You had to be there

Along with my anti-malarial prophylaxis, I am force-fed a daily dose of breathlessness-inducing laughter. I don't know if these stories would have the same effect on you.

The case of the gurgling urinator

A mother was relating the history of her sick child to the doctor. She also had a toddler strapped to her back with a cloth, in the way most Gambian women carry their babies. The toddler was very receptive, smiling and vocalising a lot, and quite fun to play hide and seek with. When it was time to take blood from the sick child, I had to stop playing.

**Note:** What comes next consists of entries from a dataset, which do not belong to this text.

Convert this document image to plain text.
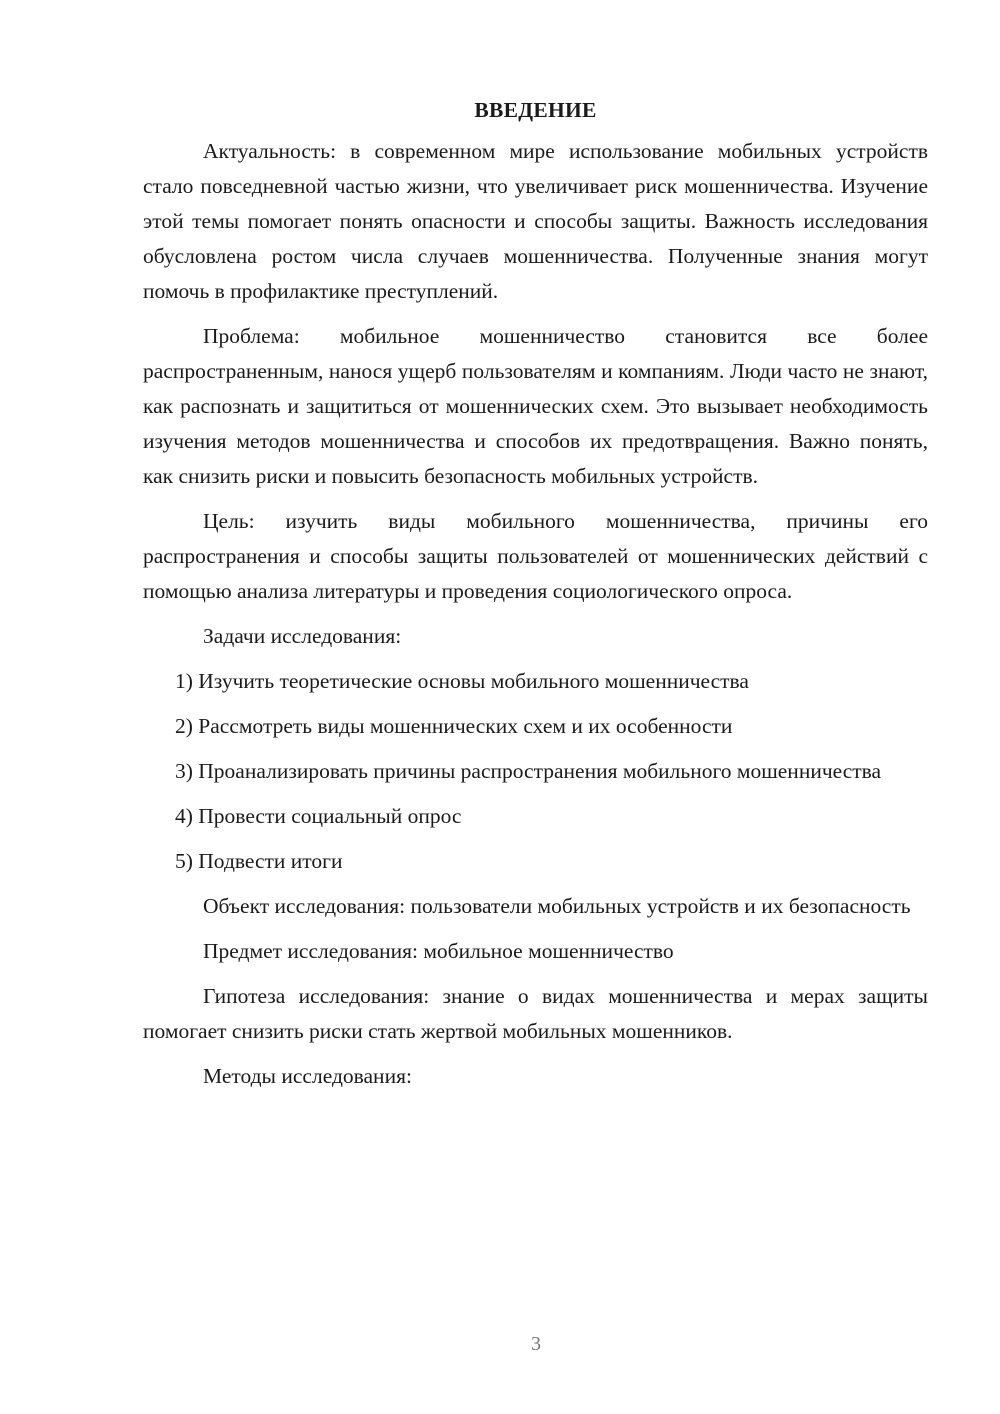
ВВЕДЕНИЕ

Актуальность: в современном мире использование мобильных устройств стало повседневной частью жизни, что увеличивает риск мошенничества. Изучение этой темы помогает понять опасности и способы защиты. Важность исследования обусловлена ростом числа случаев мошенничества. Полученные знания могут помочь в профилактике преступлений.

Проблема: мобильное мошенничество становится все более распространенным, нанося ущерб пользователям и компаниям. Люди часто не знают, как распознать и защититься от мошеннических схем. Это вызывает необходимость изучения методов мошенничества и способов их предотвращения. Важно понять, как снизить риски и повысить безопасность мобильных устройств.

Цель: изучить виды мобильного мошенничества, причины его распространения и способы защиты пользователей от мошеннических действий с помощью анализа литературы и проведения социологического опроса.

Задачи исследования:

1) Изучить теоретические основы мобильного мошенничества

2) Рассмотреть виды мошеннических схем и их особенности

3) Проанализировать причины распространения мобильного мошенничества

4) Провести социальный опрос

5) Подвести итоги

Объект исследования: пользователи мобильных устройств и их безопасность

Предмет исследования: мобильное мошенничество

Гипотеза исследования: знание о видах мошенничества и мерах защиты помогает снизить риски стать жертвой мобильных мошенников.

Методы исследования:

3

The next time I looked at the toddler, he had raised his mum's skirt, and was urinating, as though he was aiming at her leg. He moved around as if he was trying to make sure no area was left dry. She was soaked, but carried on talking with the doctor as though nothing had happenned, and then very graciously tidied up the mess!


The curse of the chairs

For no reason at all an adjustable computer chair broke in such a way that the platform lowers when anyone sits on it (and rises up once the person leaves the chair, in order to catch the next unsuspecting sitter). This had my housemates and I in hysterics, especially because each of us thought we could fix the problem but we always failed, and plummetted. The next day in clinic the doctor sat on a similar chair all morning without any problem. When he stepped out for a moment I grabbed my chance to have a seat, but the curse had returned and I was almost sitting on the floor again, so I left the chair, and the platform duly rose. When he returned and sat down, he dropped too. Ok, you really had to be there.

And finally

The African pronounication of 'divorce' is 'die worse'.